Сдав второй экзамен на «отлично», я набрала в сумме девять баллов из четырнадцати, необходимых для поступления. Оставался последний – по русскому языку и литературе и единственная возможность получить «пятёрку». На экзамены в школе я всегда приходила с арсеналом шпаргалок. Но пользоваться ими абсолютно не умела и от одной мысли о списывании краснела так, словно меня уже поймали на месте преступления и выставляют за дверь. Тем не менее для внутреннего спокойствия я каждый раз заготавливала длинные раскладные гармошки. В случае необходимости эту гармошку можно было достать из рукава, расположить в ладони требуемой стороной и, незаметно переворачивая, потихоньку списывать. Конечно, знала я всё это лишь в теории и за все школьные годы ни разу не опробовала свои предположения на практике, но была уверена, что в случае чего – справлюсь. Три дня накануне последнего вступительного испытания я посвятила тому, что старалась запечатлеть мелким шрифтом победы главных героев от древней Эллады до современной перестройки на сложенных в определённой последовательности тонких листах бумаги. Здесь были и Чичиков с Кабановым, и Герасим с Муму, и Достоевский с его «Преступлением и наказанием», и, конечно же, Наташа Ростова с красавчиком князем Болконским.

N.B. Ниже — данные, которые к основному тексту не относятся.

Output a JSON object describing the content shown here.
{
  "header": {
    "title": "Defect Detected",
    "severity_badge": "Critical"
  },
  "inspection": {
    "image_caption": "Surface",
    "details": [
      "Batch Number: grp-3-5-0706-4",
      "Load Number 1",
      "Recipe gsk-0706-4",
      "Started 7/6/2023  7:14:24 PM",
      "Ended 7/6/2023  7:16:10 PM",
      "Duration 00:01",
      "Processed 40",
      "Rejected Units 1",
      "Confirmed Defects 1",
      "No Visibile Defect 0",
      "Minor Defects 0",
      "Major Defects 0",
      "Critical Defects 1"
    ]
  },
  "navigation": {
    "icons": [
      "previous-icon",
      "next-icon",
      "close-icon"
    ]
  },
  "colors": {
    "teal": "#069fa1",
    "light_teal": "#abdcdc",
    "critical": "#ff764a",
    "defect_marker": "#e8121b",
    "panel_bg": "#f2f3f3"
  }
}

Последнее испытание проходило в уже знакомой аудитории амфитеатром, но ряды присутствующих явно поредели – до финиша дошли не все. Толстый мужчина в очках и чёрном костюме вскрыл конверт и, озвучив экзаменационные темы сочинений, записал их мелом на доске. Никакого интереса они у меня не вызвали, и, понимая, насколько критично для меня написать на «отлично», я решила удивить приёмную комиссию масштабностью мысли и красотой литературного слога, выбрав для этого свободную тему.
В седьмом классе у нас появилась новая учительница русского языка и литературы – Жанна Исааковна. Кроме того, что это был первый встреченный мной человек с таким же именем, как у меня (не считая, конечно, французскую героиню Жанну Д’Арк), Жанна Исааковна заметно выделялась на фоне других учителей своей яркой внешностью, стройной фигурой, необычными для нашего городка модными нарядами, а главное – исходившим от неё притяжением и внутренней силой. Стоило ей войти в класс – притихали даже самые отъявленные болтуны, а одного её взгляда было достаточно, чтобы все сорок пять учеников нашего класса включились в урок. Она была не просто учителем русского языка и литературы – она сама олицетворяла русский язык и литературу. Красивая грамотная речь, спокойный голос и невероятная глубина знаний. Она цитировала наизусть длинные отрывки из произведений российских и зарубежных литературных классиков, изучала древних поэтов и труды великих философов, прекрасно разбиралась в мировой и советской истории, захватывающе «рисовала» картинки географических путешествий и археологических открытий. Она не просто преподавала русский язык и литературу – она учила нас мыслить, чётко излагать суть, правильно формулировать вопросы и находить на них ответы. Она обсуждала с нами темы добра и зла, верности и предательства, мы говорили о жизни, о ситуации в мире и в нашей стране, и, конечно, о любви. Впервые взрослый человек, тем более учитель, обсуждал с нами эту запретную и волнующую всех подростков тему и что особенно важно – спрашивал наше мнение. Она любила свой предмет, и благодаря ей его полюбила я.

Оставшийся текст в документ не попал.